Son atelier lyrique Génération Baroque, d’audience aujourd’hui européenne, est un lieu d’expérimentation, de formation, une tribune et un instrument de détection de talents : nombre d’artistes aujourd’hui reconnus y ont trouvé un terrain d’envol et une source de formation et d’inspiration.
Qu’il soit à la tête de son ensemble, chef invité ou soliste partenaire de musique de chambre, Martin Gester nourrit son approche d’expériences acquises par la recréation de nombreux chefs d’œuvres ignorés – oratorios de Caldara et d’Alessandro Scarlatti, motets de Lalande et Charpentier, Leçons de Ténèbres de Charpentier et d’Alessandro Scarlatti, Passion anonyme d’Uppsala, Messe d’Antoine Denoyé et le riche répertoire des Ospedali vénitiens. A partir d’une formation à la fois littéraire et musicale, instrumentale et vocale, passionné par l’histoire et attentif aux traditions orales, à l’art de la danse et du théâtre, Martin Gester s’efforce de retisser les liens que les usages séparent, renouant, à sa manière, avec l’idéal du musicien baroque : ouvert, multiple et humaniste.
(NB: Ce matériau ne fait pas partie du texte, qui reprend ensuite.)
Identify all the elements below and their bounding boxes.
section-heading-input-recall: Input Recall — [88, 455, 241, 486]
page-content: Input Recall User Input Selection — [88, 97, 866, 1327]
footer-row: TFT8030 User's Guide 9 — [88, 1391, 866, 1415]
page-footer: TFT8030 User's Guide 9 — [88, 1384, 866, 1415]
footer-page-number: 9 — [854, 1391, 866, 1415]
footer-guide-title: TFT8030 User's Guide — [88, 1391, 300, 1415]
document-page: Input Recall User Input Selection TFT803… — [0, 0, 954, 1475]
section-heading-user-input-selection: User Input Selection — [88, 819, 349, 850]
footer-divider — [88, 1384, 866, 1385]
Après des études littéraires et musicales au Conservatoire et à l’Université de Strasbourg, il fonde, en 1990, le Parlement de Musique, un ensemble d’un fonctionnement original : inventif, découvreur, modulable, à la croisée des styles baroque et classique, du concert et de la scène.
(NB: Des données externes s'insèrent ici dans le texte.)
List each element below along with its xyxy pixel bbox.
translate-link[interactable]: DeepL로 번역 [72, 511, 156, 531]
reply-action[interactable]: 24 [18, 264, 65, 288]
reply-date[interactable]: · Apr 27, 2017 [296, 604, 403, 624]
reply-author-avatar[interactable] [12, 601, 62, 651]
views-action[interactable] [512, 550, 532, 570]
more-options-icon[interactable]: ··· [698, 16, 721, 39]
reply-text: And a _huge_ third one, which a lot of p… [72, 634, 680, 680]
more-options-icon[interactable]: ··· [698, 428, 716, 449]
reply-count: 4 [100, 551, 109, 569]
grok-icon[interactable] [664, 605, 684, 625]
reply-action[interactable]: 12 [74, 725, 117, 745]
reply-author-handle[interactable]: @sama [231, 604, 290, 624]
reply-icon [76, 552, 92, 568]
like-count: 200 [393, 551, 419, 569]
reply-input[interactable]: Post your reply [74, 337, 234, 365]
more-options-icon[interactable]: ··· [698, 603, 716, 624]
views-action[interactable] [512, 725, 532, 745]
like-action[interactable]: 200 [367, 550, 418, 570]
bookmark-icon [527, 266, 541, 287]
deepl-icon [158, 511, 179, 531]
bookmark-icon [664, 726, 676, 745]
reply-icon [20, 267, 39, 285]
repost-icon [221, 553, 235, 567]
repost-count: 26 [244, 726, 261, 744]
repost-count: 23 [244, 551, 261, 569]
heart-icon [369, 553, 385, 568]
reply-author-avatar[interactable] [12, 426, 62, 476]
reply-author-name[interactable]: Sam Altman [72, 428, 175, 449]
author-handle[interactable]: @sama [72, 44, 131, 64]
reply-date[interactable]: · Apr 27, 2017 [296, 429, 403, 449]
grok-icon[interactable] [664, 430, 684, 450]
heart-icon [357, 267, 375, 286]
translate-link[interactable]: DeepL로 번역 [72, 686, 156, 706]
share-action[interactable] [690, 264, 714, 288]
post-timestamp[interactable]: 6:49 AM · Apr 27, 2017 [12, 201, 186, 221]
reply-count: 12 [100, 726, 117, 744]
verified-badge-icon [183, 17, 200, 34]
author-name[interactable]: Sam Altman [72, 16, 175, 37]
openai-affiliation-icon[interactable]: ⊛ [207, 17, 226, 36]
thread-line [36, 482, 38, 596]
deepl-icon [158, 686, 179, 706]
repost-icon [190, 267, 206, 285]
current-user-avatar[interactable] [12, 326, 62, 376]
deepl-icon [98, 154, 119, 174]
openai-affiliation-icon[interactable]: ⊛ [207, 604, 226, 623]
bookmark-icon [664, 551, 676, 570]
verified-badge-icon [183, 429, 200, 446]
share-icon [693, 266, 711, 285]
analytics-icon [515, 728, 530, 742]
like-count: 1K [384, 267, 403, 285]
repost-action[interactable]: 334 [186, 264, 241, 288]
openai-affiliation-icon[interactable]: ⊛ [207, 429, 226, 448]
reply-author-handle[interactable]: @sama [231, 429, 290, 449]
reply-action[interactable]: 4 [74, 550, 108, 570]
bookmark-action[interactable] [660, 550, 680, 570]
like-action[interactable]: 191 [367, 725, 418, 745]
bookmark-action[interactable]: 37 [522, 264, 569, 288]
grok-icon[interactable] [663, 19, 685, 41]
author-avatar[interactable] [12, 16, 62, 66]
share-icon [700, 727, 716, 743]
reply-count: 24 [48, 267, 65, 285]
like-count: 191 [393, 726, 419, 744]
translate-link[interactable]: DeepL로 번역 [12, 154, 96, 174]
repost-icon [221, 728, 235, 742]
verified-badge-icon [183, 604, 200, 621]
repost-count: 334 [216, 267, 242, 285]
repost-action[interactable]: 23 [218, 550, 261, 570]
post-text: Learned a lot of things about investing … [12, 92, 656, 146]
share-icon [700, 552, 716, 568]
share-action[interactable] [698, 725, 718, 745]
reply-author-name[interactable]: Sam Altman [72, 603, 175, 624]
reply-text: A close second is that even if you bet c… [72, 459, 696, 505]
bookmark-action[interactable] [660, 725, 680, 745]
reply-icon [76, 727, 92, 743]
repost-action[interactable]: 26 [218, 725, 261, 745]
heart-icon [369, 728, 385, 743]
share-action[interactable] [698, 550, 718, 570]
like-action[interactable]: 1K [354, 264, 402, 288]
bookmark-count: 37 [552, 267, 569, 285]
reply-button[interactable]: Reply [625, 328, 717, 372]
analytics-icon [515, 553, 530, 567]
Tour à tour chanteur polyphoniste, interprète au clavier, chef de chœur, musicologue et pédagogue, Martin Gester a pratiqué de nombreux répertoires répartis sur quatre siècles. Il a dirigé le Parlement de Musique sur une quarantaine d’enregistrements discographiques illustrant un répertoire de deux siècles de musique et s’est produit dans des salles prestigieuses sur quatre continents. Il a aussi dirigé d’autres ensembles: New York Collegium, Collegium Vocale Gent, La Chapelle Royale, Nederlandse Bachvereniging … Parallèlement, Martin Gester poursuit ses activités d’interprète : organiste soliste ou de concertos, ou partenaire de musique de chambre au clavecin et au pianoforte. Un goût très prononcé pour le travail avec des chanteurs choisis lui fait explorer l’univers du chant lyrique – cantate, motet ou lied – de Monteverdi jusqu’à Schubert.
Il enseigne au Conservatoire de Musique de Strasbourg et donne régulièrement des masterclasses sur plusieurs continents. Martin Gester a été nommé Chevalier des Arts et Lettres et élevé à l’Ordre du Mérite par les Ministères de la Culture respectivement français et polonais.
Compositeur à la vie dissolue qui finit poignardé à Gênes, Stradella laisse pourtant une empreinte forte dans l’histoire de la musique. Il est à la croisée des chemins et des époques, à la croisée du théâtre lyrique et du drame sacré, puisque se rencontrent dans sa production le grand oratorio romain hérité de Carissimi et l’opéra vénitien de Cavalli. Stradella est proche aussi de la génération suivante, celle des Scarlatti et de Haendel. Sa musique se caractérise par une vivacité, une expressivité, une humanité profonde.
Dilettante quant à sa formation, il apparaît cependant comme l’un des maîtres les plus inventifs de son temps, faisant valoir un mélodisme intense, un dynamisme et un lyrisme qui permettent de l’identifier rapidement. Il a abordé tous les genres du XVIIe siècle, les formes instrumentales, comme celle toute nouvelle du concerto grosso, dont il peut être considéré comme le codificateur, sinon le créateur, et, bien entendu, les formes vocales comme la cantate et l’oratorio qu’il marque également de sa griffe personnelle.